WHAT YOU TAKE WITH YOU
She got out of the car. The future broke over the
mountain range like eggs. Cigarette
Smoke trailed languidly from the poor doll’s mouth.
Sinister, the long reptiles, the black
Birds with money dragging in their beaks. She leaped
off the hood of the Impala in only a pair of
barbwire leggings. The seagulls of my youth, she
said, are dead to me now. This was the new frontier.
Pigeons, and gravestones. We stood, me at her elbow,
__one by one the
guitar strings breaking, awash under tamarack trees.
Saloons sprouted out of the canyons, and the ponds
smelled brushed with gunpowder. I know I’m shrinking.
That’s what I said to myself—Everyone is, she spelled out
__in the sand.
Each vista grew tender, deeper than oceans.
Bright Pink, for Pain. Like a fever that starts in the hand.

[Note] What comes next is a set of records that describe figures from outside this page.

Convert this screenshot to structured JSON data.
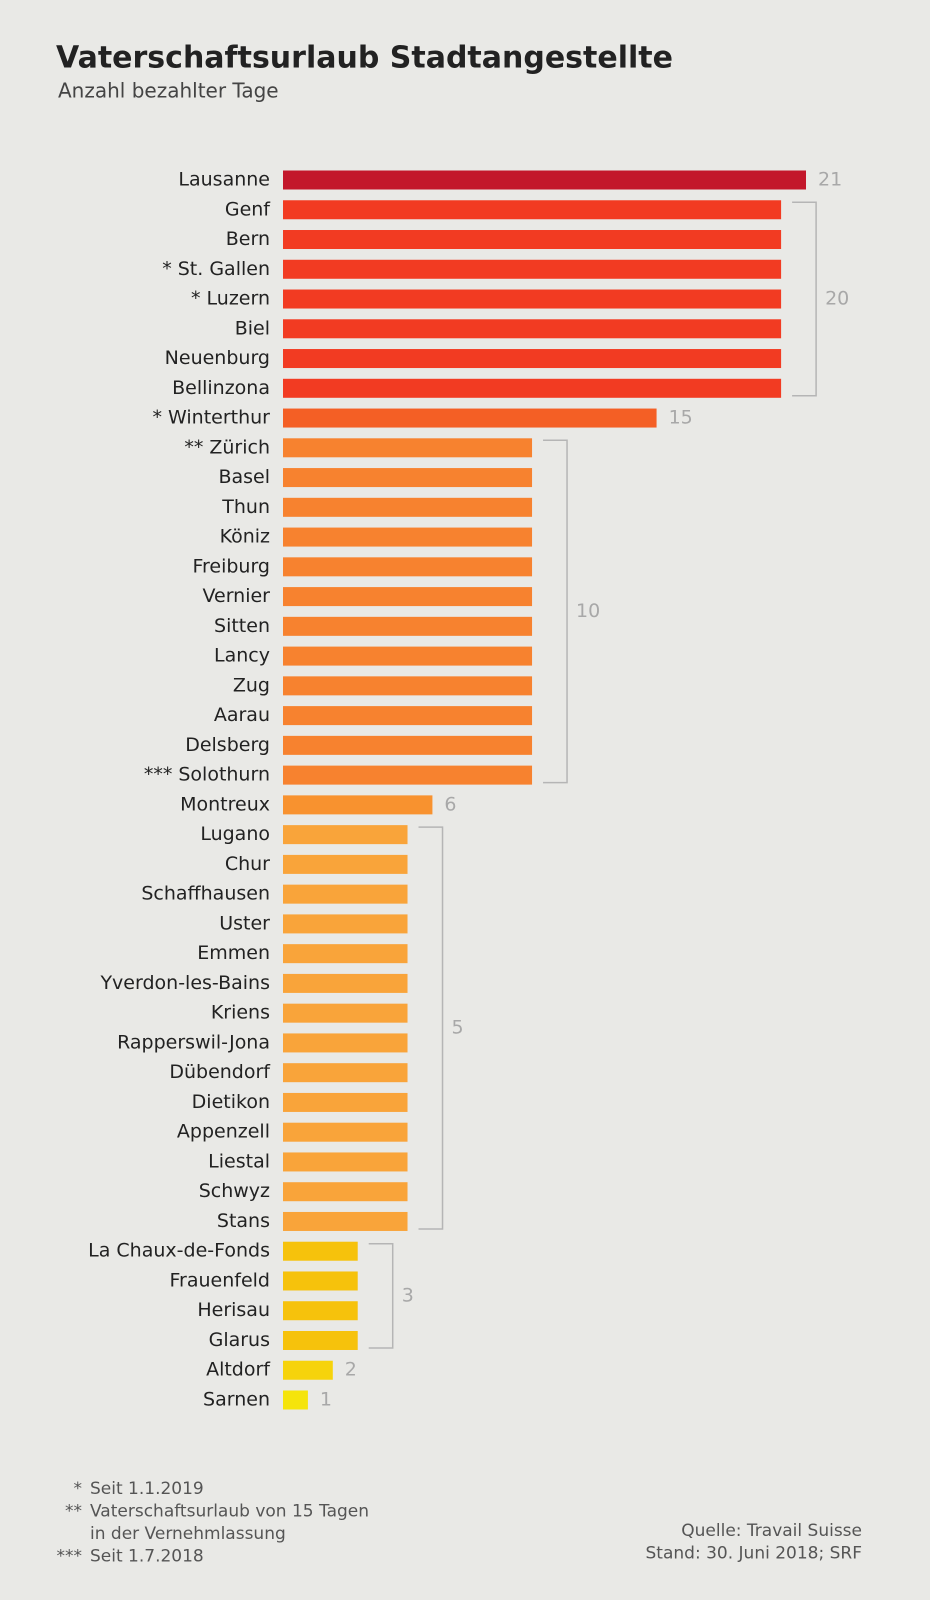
{
  "chart_data": {
    "type": "bar",
    "orientation": "horizontal",
    "title": "Vaterschaftsurlaub Stadtangestellte",
    "subtitle": "Anzahl bezahlter Tage",
    "categories": [
      "Lausanne",
      "Genf",
      "Bern",
      "* St. Gallen",
      "* Luzern",
      "Biel",
      "Neuenburg",
      "Bellinzona",
      "* Winterthur",
      "** Zürich",
      "Basel",
      "Thun",
      "Köniz",
      "Freiburg",
      "Vernier",
      "Sitten",
      "Lancy",
      "Zug",
      "Aarau",
      "Delsberg",
      "*** Solothurn",
      "Montreux",
      "Lugano",
      "Chur",
      "Schaffhausen",
      "Uster",
      "Emmen",
      "Yverdon-les-Bains",
      "Kriens",
      "Rapperswil-Jona",
      "Dübendorf",
      "Dietikon",
      "Appenzell",
      "Liestal",
      "Schwyz",
      "Stans",
      "La Chaux-de-Fonds",
      "Frauenfeld",
      "Herisau",
      "Glarus",
      "Altdorf",
      "Sarnen"
    ],
    "values": [
      21,
      20,
      20,
      20,
      20,
      20,
      20,
      20,
      15,
      10,
      10,
      10,
      10,
      10,
      10,
      10,
      10,
      10,
      10,
      10,
      10,
      6,
      5,
      5,
      5,
      5,
      5,
      5,
      5,
      5,
      5,
      5,
      5,
      5,
      5,
      5,
      3,
      3,
      3,
      3,
      2,
      1
    ],
    "colors": [
      "#c3172b",
      "#f23b22",
      "#f23b22",
      "#f23b22",
      "#f23b22",
      "#f23b22",
      "#f23b22",
      "#f23b22",
      "#f45f25",
      "#f7822f",
      "#f7822f",
      "#f7822f",
      "#f7822f",
      "#f7822f",
      "#f7822f",
      "#f7822f",
      "#f7822f",
      "#f7822f",
      "#f7822f",
      "#f7822f",
      "#f7822f",
      "#f8922f",
      "#f9a43a",
      "#f9a43a",
      "#f9a43a",
      "#f9a43a",
      "#f9a43a",
      "#f9a43a",
      "#f9a43a",
      "#f9a43a",
      "#f9a43a",
      "#f9a43a",
      "#f9a43a",
      "#f9a43a",
      "#f9a43a",
      "#f9a43a",
      "#f6c20c",
      "#f6c20c",
      "#f6c20c",
      "#f6c20c",
      "#f6d30c",
      "#f5e40c"
    ],
    "notes": [
      {
        "mark": "*",
        "lines": [
          "Seit 1.1.2019"
        ]
      },
      {
        "mark": "**",
        "lines": [
          "Vaterschaftsurlaub von 15 Tagen",
          "in der Vernehmlassung"
        ]
      },
      {
        "mark": "***",
        "lines": [
          "Seit 1.7.2018"
        ]
      }
    ],
    "source": [
      "Quelle: Travail Suisse",
      "Stand: 30. Juni 2018; SRF"
    ]
  }
}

Someone dabbed at my lips with a dropper, exhaling. In the sky,
hovering over the taxiing of birds, a plane passed
by, then crystallized, and the silver metal of it
melted, and rang. It echoed off the mountains
until there was nothing left in the world but a window
pulling the moon toward the earth. She was drifting, away, over the creek
__and the bridge, over the sleeping robins . . .
Her eyes were the color of two idling trains, but her breathing
__was gentle.
Spiders descended from beams in the ceilings. Choruses began
to bubble up through the floorboards. A gull cried on a cactus. It
__was winter in
Russia; it was snowing in La Porte, Indiana. I remained earthbound.